There is a cruel irony to recurring meetings: they are often simultaneously the vehicle by which the next great idea is born, as well as the productivity black hole where work goes to take a siesta. Finding the balance of enriched discussion and lack of wasted time is difficult, but there are three easy steps managers and team leads need to always keep in mind:
Be Adaptable And Full Of Substance
Developing a process for meetings isn’t about a rigid adherence to a philosophy you read somewhere from a Productivity Expert peddling his or her latest book. It’s about understanding the needs of your team, and inviting them into the conversation of how best to address them. And sometimes that means being willing to change.
For example, sometimes it’s not the frequency of the meetings, but rather, the nature of the meetings themselves.
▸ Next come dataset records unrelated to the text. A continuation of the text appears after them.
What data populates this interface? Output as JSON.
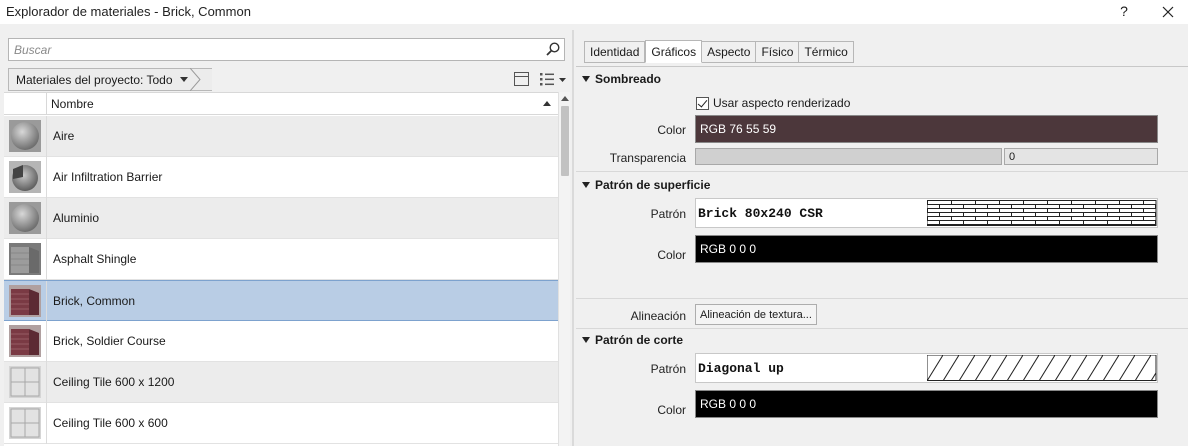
{
  "window": {
    "title": "Explorador de materiales - Brick, Common",
    "help_label": "?"
  },
  "browser": {
    "search_placeholder": "Buscar",
    "filter_label": "Materiales del proyecto: Todo",
    "column_name": "Nombre",
    "items": [
      {
        "name": "Aire",
        "thumb": "sphere-grey"
      },
      {
        "name": "Air Infiltration Barrier",
        "thumb": "sphere-cut"
      },
      {
        "name": "Aluminio",
        "thumb": "sphere-grey"
      },
      {
        "name": "Asphalt Shingle",
        "thumb": "block-grey"
      },
      {
        "name": "Brick, Common",
        "thumb": "block-brick"
      },
      {
        "name": "Brick, Soldier Course",
        "thumb": "block-brick"
      },
      {
        "name": "Ceiling Tile 600 x 1200",
        "thumb": "tile-light"
      },
      {
        "name": "Ceiling Tile 600 x 600",
        "thumb": "tile-light"
      }
    ],
    "selected_index": 4
  },
  "tabs": [
    {
      "label": "Identidad",
      "active": false
    },
    {
      "label": "Gráficos",
      "active": true
    },
    {
      "label": "Aspecto",
      "active": false
    },
    {
      "label": "Físico",
      "active": false
    },
    {
      "label": "Térmico",
      "active": false
    }
  ],
  "graphics": {
    "shading": {
      "title": "Sombreado",
      "use_render_label": "Usar aspecto renderizado",
      "use_render_checked": true,
      "color_label": "Color",
      "color_value": "RGB 76 55 59",
      "color_hex": "#4c373b",
      "transparency_label": "Transparencia",
      "transparency_value": "0"
    },
    "surface": {
      "title": "Patrón de superficie",
      "pattern_label": "Patrón",
      "pattern_value": "Brick 80x240 CSR",
      "color_label": "Color",
      "color_value": "RGB 0 0 0",
      "color_hex": "#000000",
      "alignment_label": "Alineación",
      "alignment_button": "Alineación de textura..."
    },
    "cut": {
      "title": "Patrón de corte",
      "pattern_label": "Patrón",
      "pattern_value": "Diagonal up",
      "color_label": "Color",
      "color_value": "RGB 0 0 0",
      "color_hex": "#000000"
    }
  }
}
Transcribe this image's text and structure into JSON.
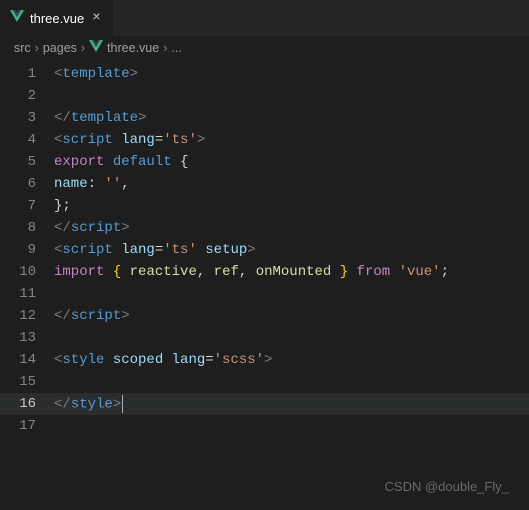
{
  "tab": {
    "label": "three.vue",
    "close": "×"
  },
  "breadcrumbs": {
    "items": [
      "src",
      "pages",
      "three.vue",
      "..."
    ],
    "sep": "›"
  },
  "code": {
    "l1": {
      "num": "1",
      "open": "<",
      "tag": "template",
      "close": ">"
    },
    "l2": {
      "num": "2"
    },
    "l3": {
      "num": "3",
      "open": "</",
      "tag": "template",
      "close": ">"
    },
    "l4": {
      "num": "4",
      "open": "<",
      "tag": "script",
      "attr": " lang",
      "eq": "=",
      "val": "'ts'",
      "close": ">"
    },
    "l5": {
      "num": "5",
      "kw1": "export",
      "kw2": " default",
      "brace": " {"
    },
    "l6": {
      "num": "6",
      "prop": "name",
      "colon": ": ",
      "val": "''",
      "comma": ","
    },
    "l7": {
      "num": "7",
      "brace": "}",
      "semi": ";"
    },
    "l8": {
      "num": "8",
      "open": "</",
      "tag": "script",
      "close": ">"
    },
    "l9": {
      "num": "9",
      "open": "<",
      "tag": "script",
      "attr1": " lang",
      "eq": "=",
      "val": "'ts'",
      "attr2": " setup",
      "close": ">"
    },
    "l10": {
      "num": "10",
      "kw": "import",
      "brace1": " { ",
      "fn1": "reactive",
      "c1": ", ",
      "fn2": "ref",
      "c2": ", ",
      "fn3": "onMounted",
      "brace2": " } ",
      "from": "from",
      "sp": " ",
      "mod": "'vue'",
      "semi": ";"
    },
    "l11": {
      "num": "11"
    },
    "l12": {
      "num": "12",
      "open": "</",
      "tag": "script",
      "close": ">"
    },
    "l13": {
      "num": "13"
    },
    "l14": {
      "num": "14",
      "open": "<",
      "tag": "style",
      "attr1": " scoped",
      "attr2": " lang",
      "eq": "=",
      "val": "'scss'",
      "close": ">"
    },
    "l15": {
      "num": "15"
    },
    "l16": {
      "num": "16",
      "open": "</",
      "tag": "style",
      "close": ">"
    },
    "l17": {
      "num": "17"
    }
  },
  "watermark": "CSDN @double_Fly_"
}
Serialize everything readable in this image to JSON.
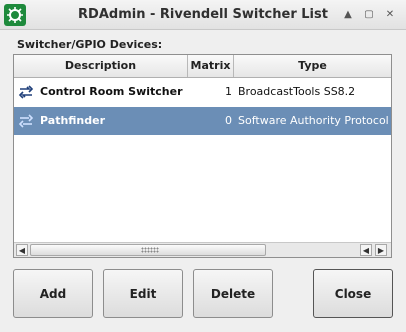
{
  "window": {
    "title": "RDAdmin - Rivendell Switcher List",
    "controls": {
      "up": "▲",
      "maximize": "▢",
      "close": "✕"
    }
  },
  "devices_label": "Switcher/GPIO Devices:",
  "table": {
    "columns": {
      "description": "Description",
      "matrix": "Matrix",
      "type": "Type"
    },
    "rows": [
      {
        "description": "Control Room Switcher",
        "matrix": "1",
        "type": "BroadcastTools SS8.2",
        "selected": false
      },
      {
        "description": "Pathfinder",
        "matrix": "0",
        "type": "Software Authority Protocol",
        "selected": true
      }
    ],
    "row_icon": "switcher-arrows-icon"
  },
  "scrollbar": {
    "left": "◀",
    "right1": "◀",
    "right2": "▶"
  },
  "buttons": {
    "add": "Add",
    "edit": "Edit",
    "delete": "Delete",
    "close": "Close"
  },
  "colors": {
    "selection": "#6b8eb6",
    "app_icon": "#1e8a3c"
  }
}
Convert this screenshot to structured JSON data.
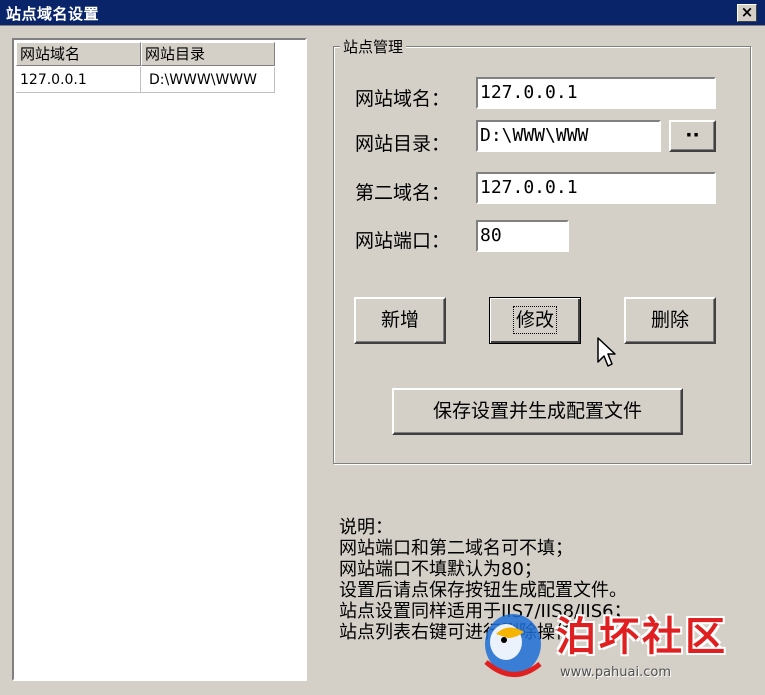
{
  "window": {
    "title": "站点域名设置",
    "close_glyph": "×"
  },
  "site_list": {
    "columns": [
      "网站域名",
      "网站目录"
    ],
    "rows": [
      {
        "domain": "127.0.0.1",
        "directory": "D:\\WWW\\WWW"
      }
    ]
  },
  "site_management": {
    "group_title": "站点管理",
    "fields": {
      "domain": {
        "label": "网站域名：",
        "value": "127.0.0.1"
      },
      "directory": {
        "label": "网站目录：",
        "value": "D:\\WWW\\WWW",
        "browse_label": "··"
      },
      "second_domain": {
        "label": "第二域名：",
        "value": "127.0.0.1"
      },
      "port": {
        "label": "网站端口：",
        "value": "80"
      }
    },
    "buttons": {
      "add": "新增",
      "modify": "修改",
      "delete": "删除",
      "save_generate": "保存设置并生成配置文件"
    }
  },
  "notes": {
    "title": "说明：",
    "lines": [
      "网站端口和第二域名可不填；",
      "网站端口不填默认为80；",
      "设置后请点保存按钮生成配置文件。",
      "站点设置同样适用于IIS7/IIS8/IIS6；",
      "站点列表右键可进行删除操作。"
    ]
  },
  "watermark": {
    "text": "泊坏社区",
    "url": "www.pahuai.com",
    "icon": "parrot-logo"
  },
  "colors": {
    "titlebar": "#0a246a",
    "face": "#d4d0c8",
    "watermark_red": "#e02020"
  }
}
Don’t waste time rattling off your “To Do” items from a checklist. Provide a centralized space where team members can share lists of what they’re working on outside of meetings, and other team members can reference those lists when they need to.
Save face to face (or screen to screen) meeting time for higher level discussion around strategy and collaboration. If meetings are always substantive, it will never feel like you’re having too many.
Follow, Don’t Lead
Prior to every meeting, ask team members to put down a talking point they wish to discuss. That way whoever is leading the meeting has a dynamic agenda informed completely by the team. Making a Trello list with cards for each item is a good way to set this up.
During the meeting, go through each card, then archive as you move on to the next point. Drag cards up and down the list to reorder them. This is an effective strategy that lacks rigidity but still provides structure to meetings.
If meetings are always substantive, it will never feel like you’re having too many.
The process of asking people to create their own agendas gives the meeting an agile flow, as opposed to a top down lecture. Meetings should be about collaboration and discussion. Encouraging members of the team to create talking points makes them an active participant in the agenda, not a passive attendee. In short, they are acting as a team.
Make regular goals depending on what timeframe makes sense for your team, whether it's monthly, quarterly, or otherwise. Prior to the meeting to discuss the roadmap, each team member should make their own checklist titled “[PERSON’S NAME]’s [TIMEFRAME] Goals.” These checklists can easily be referenced throughout, and as tasks are accomplished, check them off.
At the end of the allotted time, instead of reiterating what everyone can obviously see has been checked off and accomplished, you can now spend more time discussing what you learned, where you need to improve, and plan ahead for what’s next. This method helps managers keep their team accountable without needing to micromanage each task.
In the new workplace with less hierarchy and structure, optimizing meetings can turn them from an annoyance into something in which the whole team looks forward to participating. Making sure everyone is involved, speaks their mind, and having some semblance of structure will ensure you’re gaining time instead of wasting it doing the same old.